Furthermore, festivals such as Secret Garden Party, Body and Soul, and Shambala (the first to accept Bitcoin as payment for tickets) are taking on a psychedelic hue. This year, Secret Garden Party ran a new stage, the Psychedelia Smithsonian, “a sonic tribute to LSD in all its musical forms, where you [could] expect San Francisco-inspired flower power, tripped-out electronica and blissed-out ambient beats aplenty.”

Last year, the festival—which has an emphasis on more LSD-friendly daytime events—featured a talk by psychedelic scientist Dr. Robin Carhart-Harris, a researcher at Imperial College London, who gained a cult following among some young LSD users after touring universities last year.

I spoke to Andy Roberts, author of Albion Dreaming: A Popular History of LSD in Britain, to ask for his opinion on why LSD and other psychedelics are experiencing a surge in popularity among the young.

“Acid fell out of favor in the 1980s with the rise of MDMA,” he said. “Young people wanted easy drugs, ones you could dance or hang out or go to pubs with, and which only gave loved-up sensations, with little or no hangover. For many, acid was too hard for them emotionally; too difficult to control.”

From the early 2000s, however, a rise of anti-consumerist ideals brought with it a revived interest in LSD—with Roberts pointing out that “acid [can be] the best tool available to de-program one from the straight world.” Psychiatrists revisited the work done on acid in the 1950s, and better quality LSD began to appear. In 2011, the world’s largest psychedelic conference, Breaking Convention, became a bi-yearly event, bringing over 800 likeminded people together to talk seriously about the many uses of acid and other psychedelic drugs.

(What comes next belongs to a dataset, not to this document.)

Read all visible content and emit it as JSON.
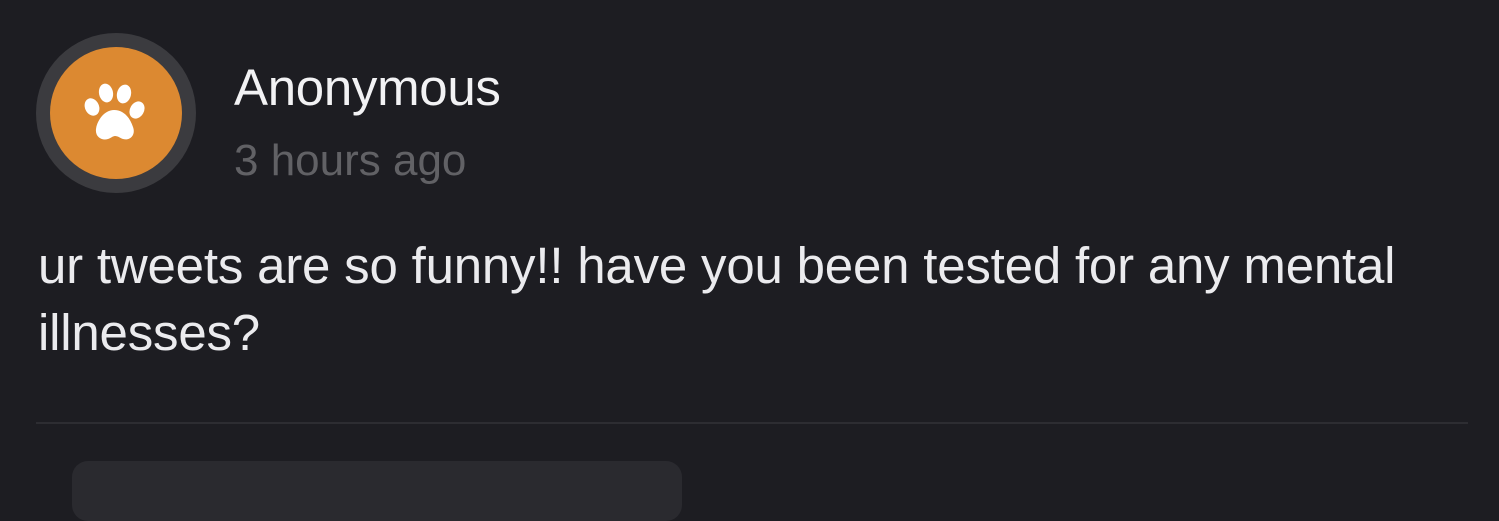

“There is now a more coherent psychedelic culture in the UK than there has ever been,” said Roberts. “Psychedelic societies are springing up all over the UK, and with all the above it is much easier for people to access the LSD experience, and to find likeminded people who can support them in ‘learning the ropes’ so they can have safe, life-changing experiences that help them see the everyday world as being the truly miraculous, second-by-second event that it is.”